4.5 Cryopreservation of ovarian tissue

It is the only technique available for prepubertal patients or in case of chemotherapy to be started urgently, as it does not require ovarian stimulation treatment. It involves freezing the ovarian cortex containing the primordial follicles. The removal of the entire ovary or a fragment of ovary is done by laparoscopy under general anesthesia. The ovary is then prepared in the laboratory into ovarian cortex slices which will be cryopreserved. After recovery, the patient will be able to benefit from an autograft, which in more than 90% of the cases will restore endocrine ovarian activity within 4 to 6 months after the transplant, with a graft survival of up to 5 to 7 years (ONCO AURA; Réseau Régional de Cancérologie OncoPaca-Corse). Today, more than 150 births have been described after ovarian autograft in the world, with a live birth rate of about 30% [52, 53]. However, the risk of reintroduction of malignant cells is a major disadvantage of this technique, especially in case of preservation for hemopathy (leukemia), Ewing's sarcoma or neuroblastoma [45]. For the time being, the preservation of fertility for these pathologies is a therapeutic impasse that may be resolved by in vitro folliculogenesis or artificial ovary.

5. Conclusion

Preservation of female fertility is an important part of patient management before gonadotoxic treatments or when a non-iatrogenic cause of premature ovarian failure is discovered. This improves the quality of life of patients by offering solutions to enable a live birth. Oocyte vitrification is the most widely used technique in the world. It offers results in birth rates close to those described with fresh oocytes [50]. When vitrification is not feasible, due to the young age of the patient or the urgency of treatment, cryopreservation of ovarian tissue is the only solution.
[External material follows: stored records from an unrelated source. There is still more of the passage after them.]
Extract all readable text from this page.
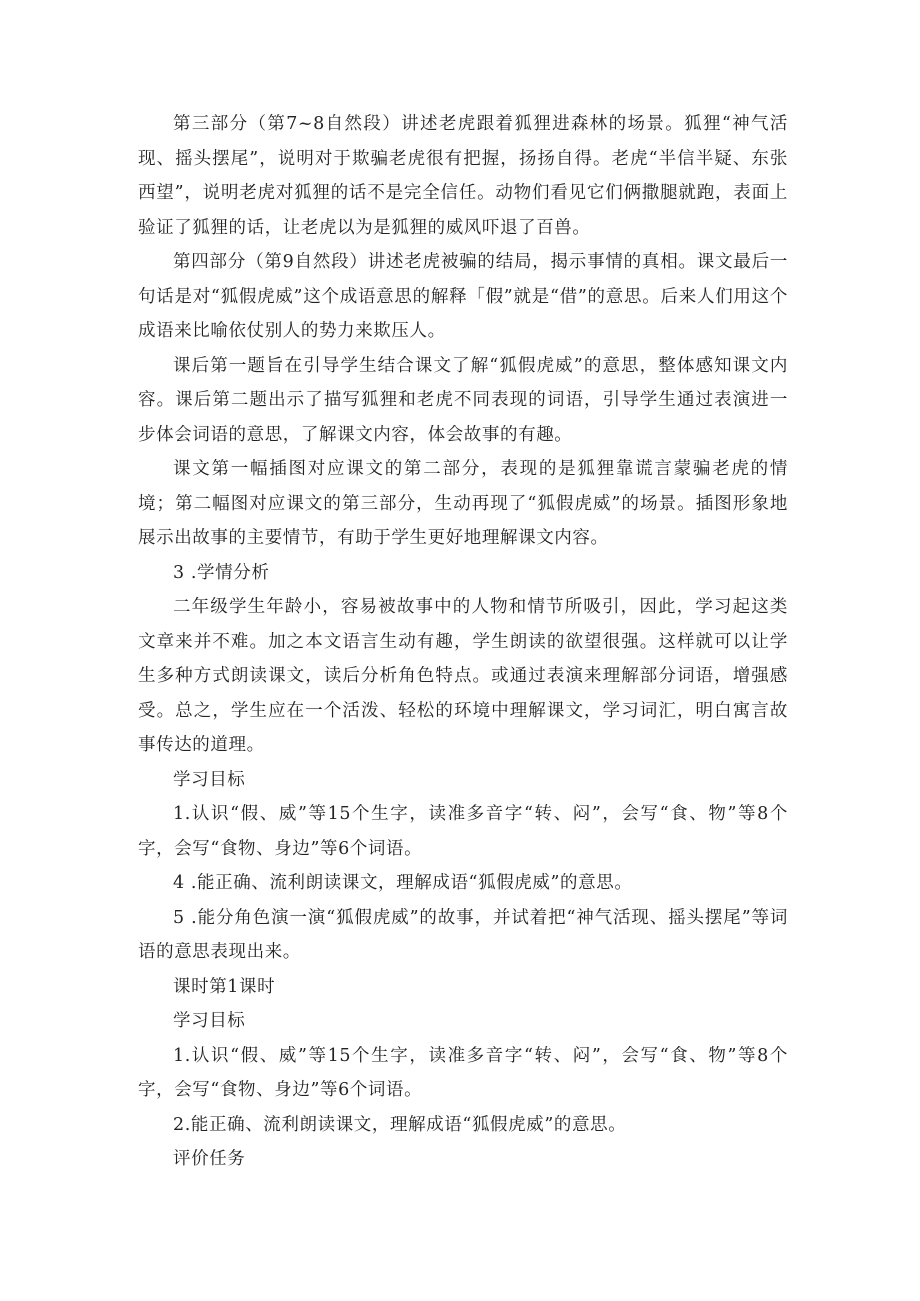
第三部分（第7~8自然段）讲述老虎跟着狐狸进森林的场景。狐狸“神气活现、摇头摆尾”，说明对于欺骗老虎很有把握，扬扬自得。老虎“半信半疑、东张西望”，说明老虎对狐狸的话不是完全信任。动物们看见它们俩撒腿就跑，表面上验证了狐狸的话，让老虎以为是狐狸的威风吓退了百兽。

第四部分（第9自然段）讲述老虎被骗的结局，揭示事情的真相。课文最后一句话是对“狐假虎威”这个成语意思的解释「假”就是“借”的意思。后来人们用这个成语来比喻依仗别人的势力来欺压人。

课后第一题旨在引导学生结合课文了解“狐假虎威”的意思，整体感知课文内容。课后第二题出示了描写狐狸和老虎不同表现的词语，引导学生通过表演进一步体会词语的意思，了解课文内容，体会故事的有趣。

课文第一幅插图对应课文的第二部分，表现的是狐狸靠谎言蒙骗老虎的情境；第二幅图对应课文的第三部分，生动再现了“狐假虎威”的场景。插图形象地展示出故事的主要情节，有助于学生更好地理解课文内容。

3 .学情分析

二年级学生年龄小，容易被故事中的人物和情节所吸引，因此，学习起这类文章来并不难。加之本文语言生动有趣，学生朗读的欲望很强。这样就可以让学生多种方式朗读课文，读后分析角色特点。或通过表演来理解部分词语，增强感受。总之，学生应在一个活泼、轻松的环境中理解课文，学习词汇，明白寓言故事传达的道理。

学习目标

1.认识“假、威”等15个生字，读准多音字“转、闷”，会写“食、物”等8个字，会写“食物、身边”等6个词语。

4 .能正确、流利朗读课文，理解成语“狐假虎威”的意思。

5 .能分角色演一演“狐假虎威”的故事，并试着把“神气活现、摇头摆尾”等词语的意思表现出来。

课时第1课时

学习目标

1.认识“假、威”等15个生字，读准多音字“转、闷”，会写“食、物”等8个字，会写“食物、身边”等6个词语。

2.能正确、流利朗读课文，理解成语“狐假虎威”的意思。

评价任务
The results are satisfactory with a recovery of endocrine function 4 to 6 months after transplantation and live birth rates of approximately 30% [52, 54]. There is still a therapeutic impasse for patients with a pathology with a high risk of dissemination of malignant cells in the ovarian tissue and whose treatment is urgent. The solutions may be in vitro folliculogenesis or artificial ovary, which are currently avenues of research. The current alternatives are oocyte donation and adoption.